We can therefore understand the success of gurus and traders of miracles that abound in the African continent. E. Messi Metogo also points out that at this time, for many African people there seem to be a shortfall on reason and a longing of miracles and wonders which pave the way for magical practice and distorted use of prayer and of the sacraments. He adds that the proliferation of sects and the rising of popular credulity stream from religious ignorance.

In the perspective outlined above, serving the cause of human beings means serving the best that they possess in themselves, namely, faith and reason. These are two wings that enable the spirit to rise towards the contemplation of the truth (Pope John Paul II, Fides et Ratio, n° 1).This desire is not that of a more “intellectual” African Christianity.

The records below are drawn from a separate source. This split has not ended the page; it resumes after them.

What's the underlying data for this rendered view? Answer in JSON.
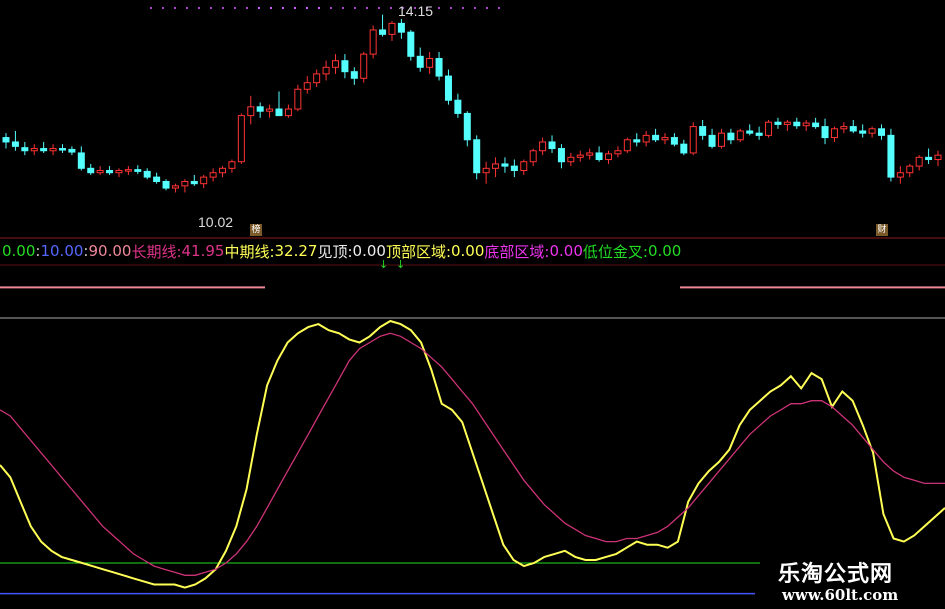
{
  "chart_data": [
    {
      "type": "candlestick",
      "panel": "price",
      "price_range": [
        9.2,
        14.3
      ],
      "high_label": "14.15",
      "low_label": "10.02",
      "up_color": "#ff3333",
      "down_color": "#54ffff",
      "candles": [
        [
          11.35,
          11.45,
          11.1,
          11.25
        ],
        [
          11.25,
          11.5,
          11.05,
          11.15
        ],
        [
          11.12,
          11.25,
          10.95,
          11.05
        ],
        [
          11.05,
          11.2,
          10.95,
          11.1
        ],
        [
          11.1,
          11.25,
          11.0,
          11.05
        ],
        [
          11.05,
          11.2,
          10.95,
          11.1
        ],
        [
          11.1,
          11.2,
          11.0,
          11.08
        ],
        [
          11.08,
          11.15,
          10.95,
          11.02
        ],
        [
          11.0,
          11.15,
          10.6,
          10.65
        ],
        [
          10.65,
          10.75,
          10.5,
          10.55
        ],
        [
          10.55,
          10.7,
          10.5,
          10.6
        ],
        [
          10.6,
          10.7,
          10.5,
          10.55
        ],
        [
          10.55,
          10.65,
          10.45,
          10.6
        ],
        [
          10.6,
          10.7,
          10.5,
          10.62
        ],
        [
          10.62,
          10.72,
          10.52,
          10.58
        ],
        [
          10.58,
          10.65,
          10.4,
          10.45
        ],
        [
          10.45,
          10.55,
          10.3,
          10.35
        ],
        [
          10.35,
          10.4,
          10.15,
          10.2
        ],
        [
          10.2,
          10.3,
          10.1,
          10.25
        ],
        [
          10.25,
          10.4,
          10.1,
          10.35
        ],
        [
          10.35,
          10.5,
          10.25,
          10.3
        ],
        [
          10.3,
          10.5,
          10.2,
          10.45
        ],
        [
          10.45,
          10.65,
          10.35,
          10.55
        ],
        [
          10.55,
          10.7,
          10.45,
          10.65
        ],
        [
          10.65,
          10.85,
          10.55,
          10.8
        ],
        [
          10.8,
          11.9,
          10.75,
          11.85
        ],
        [
          11.85,
          12.3,
          11.65,
          12.05
        ],
        [
          12.05,
          12.15,
          11.8,
          11.95
        ],
        [
          11.95,
          12.1,
          11.8,
          12.0
        ],
        [
          12.0,
          12.4,
          11.85,
          11.85
        ],
        [
          11.85,
          12.1,
          11.8,
          12.0
        ],
        [
          12.0,
          12.55,
          11.95,
          12.45
        ],
        [
          12.45,
          12.75,
          12.35,
          12.6
        ],
        [
          12.6,
          12.9,
          12.5,
          12.8
        ],
        [
          12.8,
          13.1,
          12.65,
          12.95
        ],
        [
          12.95,
          13.25,
          12.8,
          13.1
        ],
        [
          13.1,
          13.25,
          12.7,
          12.85
        ],
        [
          12.85,
          12.95,
          12.55,
          12.7
        ],
        [
          12.7,
          13.3,
          12.6,
          13.25
        ],
        [
          13.25,
          13.9,
          13.15,
          13.8
        ],
        [
          13.8,
          14.15,
          13.65,
          13.7
        ],
        [
          13.7,
          14.0,
          13.55,
          13.95
        ],
        [
          13.95,
          14.05,
          13.6,
          13.75
        ],
        [
          13.75,
          13.8,
          13.1,
          13.2
        ],
        [
          13.2,
          13.4,
          12.85,
          12.95
        ],
        [
          12.95,
          13.3,
          12.8,
          13.15
        ],
        [
          13.15,
          13.3,
          12.65,
          12.75
        ],
        [
          12.75,
          12.9,
          12.1,
          12.2
        ],
        [
          12.2,
          12.35,
          11.8,
          11.9
        ],
        [
          11.9,
          11.95,
          11.15,
          11.3
        ],
        [
          11.3,
          11.4,
          10.4,
          10.55
        ],
        [
          10.55,
          10.8,
          10.3,
          10.65
        ],
        [
          10.65,
          10.9,
          10.45,
          10.75
        ],
        [
          10.75,
          10.9,
          10.55,
          10.7
        ],
        [
          10.7,
          10.85,
          10.45,
          10.6
        ],
        [
          10.6,
          10.85,
          10.5,
          10.8
        ],
        [
          10.8,
          11.1,
          10.7,
          11.05
        ],
        [
          11.05,
          11.35,
          10.95,
          11.25
        ],
        [
          11.25,
          11.4,
          11.0,
          11.1
        ],
        [
          11.1,
          11.2,
          10.65,
          10.8
        ],
        [
          10.8,
          11.0,
          10.7,
          10.9
        ],
        [
          10.9,
          11.05,
          10.8,
          10.95
        ],
        [
          10.95,
          11.1,
          10.85,
          11.0
        ],
        [
          11.0,
          11.15,
          10.8,
          10.85
        ],
        [
          10.85,
          11.05,
          10.75,
          10.98
        ],
        [
          10.98,
          11.15,
          10.9,
          11.05
        ],
        [
          11.05,
          11.35,
          11.0,
          11.3
        ],
        [
          11.3,
          11.45,
          11.15,
          11.25
        ],
        [
          11.25,
          11.5,
          11.15,
          11.4
        ],
        [
          11.4,
          11.55,
          11.25,
          11.3
        ],
        [
          11.3,
          11.45,
          11.2,
          11.35
        ],
        [
          11.35,
          11.45,
          11.15,
          11.2
        ],
        [
          11.2,
          11.3,
          10.95,
          11.0
        ],
        [
          11.0,
          11.7,
          10.95,
          11.6
        ],
        [
          11.6,
          11.75,
          11.3,
          11.4
        ],
        [
          11.4,
          11.55,
          11.1,
          11.15
        ],
        [
          11.15,
          11.55,
          11.1,
          11.45
        ],
        [
          11.45,
          11.55,
          11.2,
          11.3
        ],
        [
          11.3,
          11.55,
          11.25,
          11.5
        ],
        [
          11.5,
          11.65,
          11.4,
          11.45
        ],
        [
          11.45,
          11.6,
          11.3,
          11.4
        ],
        [
          11.4,
          11.75,
          11.35,
          11.7
        ],
        [
          11.7,
          11.8,
          11.55,
          11.65
        ],
        [
          11.65,
          11.75,
          11.5,
          11.7
        ],
        [
          11.7,
          11.8,
          11.55,
          11.62
        ],
        [
          11.62,
          11.75,
          11.5,
          11.68
        ],
        [
          11.68,
          11.8,
          11.55,
          11.6
        ],
        [
          11.6,
          11.78,
          11.2,
          11.35
        ],
        [
          11.35,
          11.6,
          11.25,
          11.55
        ],
        [
          11.55,
          11.7,
          11.45,
          11.6
        ],
        [
          11.6,
          11.75,
          11.45,
          11.5
        ],
        [
          11.5,
          11.65,
          11.35,
          11.45
        ],
        [
          11.45,
          11.6,
          11.35,
          11.55
        ],
        [
          11.55,
          11.65,
          11.3,
          11.4
        ],
        [
          11.4,
          11.55,
          10.35,
          10.45
        ],
        [
          10.45,
          10.7,
          10.3,
          10.55
        ],
        [
          10.55,
          10.75,
          10.45,
          10.7
        ],
        [
          10.7,
          10.95,
          10.6,
          10.9
        ],
        [
          10.9,
          11.1,
          10.75,
          10.85
        ],
        [
          10.85,
          11.05,
          10.7,
          10.95
        ]
      ]
    },
    {
      "type": "line",
      "panel": "indicator",
      "ylim": [
        -5,
        105
      ],
      "series": [
        {
          "name": "中期线",
          "color": "#ffff55",
          "values": [
            42,
            38,
            30,
            22,
            17,
            14,
            12,
            11,
            10,
            9,
            8,
            7,
            6,
            5,
            4,
            3,
            3,
            3,
            2,
            3,
            5,
            8,
            14,
            22,
            34,
            52,
            68,
            76,
            82,
            85,
            87,
            88,
            86,
            85,
            83,
            82,
            84,
            87,
            89,
            88,
            86,
            82,
            73,
            62,
            60,
            56,
            46,
            36,
            26,
            16,
            11,
            9,
            10,
            12,
            13,
            14,
            12,
            11,
            11,
            12,
            13,
            15,
            17,
            16,
            16,
            15,
            17,
            30,
            36,
            40,
            43,
            47,
            55,
            60,
            63,
            66,
            68,
            71,
            67,
            72,
            70,
            61,
            66,
            63,
            55,
            46,
            26,
            18,
            17,
            19,
            22,
            25,
            28
          ]
        },
        {
          "name": "长期线",
          "color": "#cc3377",
          "values": [
            60,
            58,
            54,
            50,
            46,
            42,
            38,
            34,
            30,
            26,
            22,
            19,
            16,
            13,
            11,
            9,
            8,
            7,
            6,
            6,
            7,
            8,
            10,
            13,
            17,
            22,
            28,
            34,
            40,
            46,
            52,
            58,
            64,
            70,
            76,
            80,
            82,
            84,
            85,
            84,
            82,
            80,
            77,
            74,
            70,
            66,
            62,
            57,
            52,
            47,
            42,
            37,
            33,
            29,
            26,
            23,
            21,
            19,
            18,
            17,
            17,
            18,
            18,
            19,
            20,
            22,
            25,
            28,
            32,
            36,
            40,
            44,
            48,
            52,
            55,
            58,
            60,
            62,
            62,
            63,
            63,
            61,
            58,
            55,
            51,
            47,
            43,
            40,
            38,
            37,
            36,
            36,
            36
          ]
        }
      ],
      "reference_lines": [
        {
          "value": 100,
          "color": "#ee8899"
        },
        {
          "value": 90,
          "color": "#aaaaaa"
        },
        {
          "value": 10,
          "color": "#22dd22"
        },
        {
          "value": 0,
          "color": "#4455ff"
        }
      ]
    }
  ],
  "legend": [
    {
      "text": "0.00",
      "color": "#22dd22"
    },
    {
      "text": " : ",
      "color": "#cccccc"
    },
    {
      "text": "10.00",
      "color": "#5566ff"
    },
    {
      "text": " : ",
      "color": "#cccccc"
    },
    {
      "text": "90.00",
      "color": "#ee8899"
    },
    {
      "text": "  长期线: ",
      "color": "#dd3388"
    },
    {
      "text": "41.95",
      "color": "#dd3388"
    },
    {
      "text": "  中期线: ",
      "color": "#ffff55"
    },
    {
      "text": "32.27",
      "color": "#ffff55"
    },
    {
      "text": "  见顶: ",
      "color": "#eeeeee"
    },
    {
      "text": "0.00",
      "color": "#eeeeee"
    },
    {
      "text": "  顶部区域: ",
      "color": "#ffff55"
    },
    {
      "text": "0.00",
      "color": "#ffff55"
    },
    {
      "text": "  底部区域: ",
      "color": "#ee33ee"
    },
    {
      "text": "0.00",
      "color": "#ee33ee"
    },
    {
      "text": "  低位金叉: ",
      "color": "#22dd22"
    },
    {
      "text": "0.00",
      "color": "#22dd22"
    }
  ],
  "badges": {
    "left": "榜",
    "right": "财"
  },
  "watermark": {
    "title": "乐淘公式网",
    "url": "www.60lt.com"
  }
}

It is rather the advent of a Christianity which helps Africans to be responsible of their own destiny. It’s to work out a Christianity that helps Africans to understand that being saved does not simply mean to go to heaven. Christian salvation reaches humanity by the saving power of God through the death and the resurrection of Jesus Christ. Surely, believers will enjoy salvation fully in heaven. But in the present time, salvation is brought to light in human history by Christians through their living out of the Gospel, in social, economical and political commitments.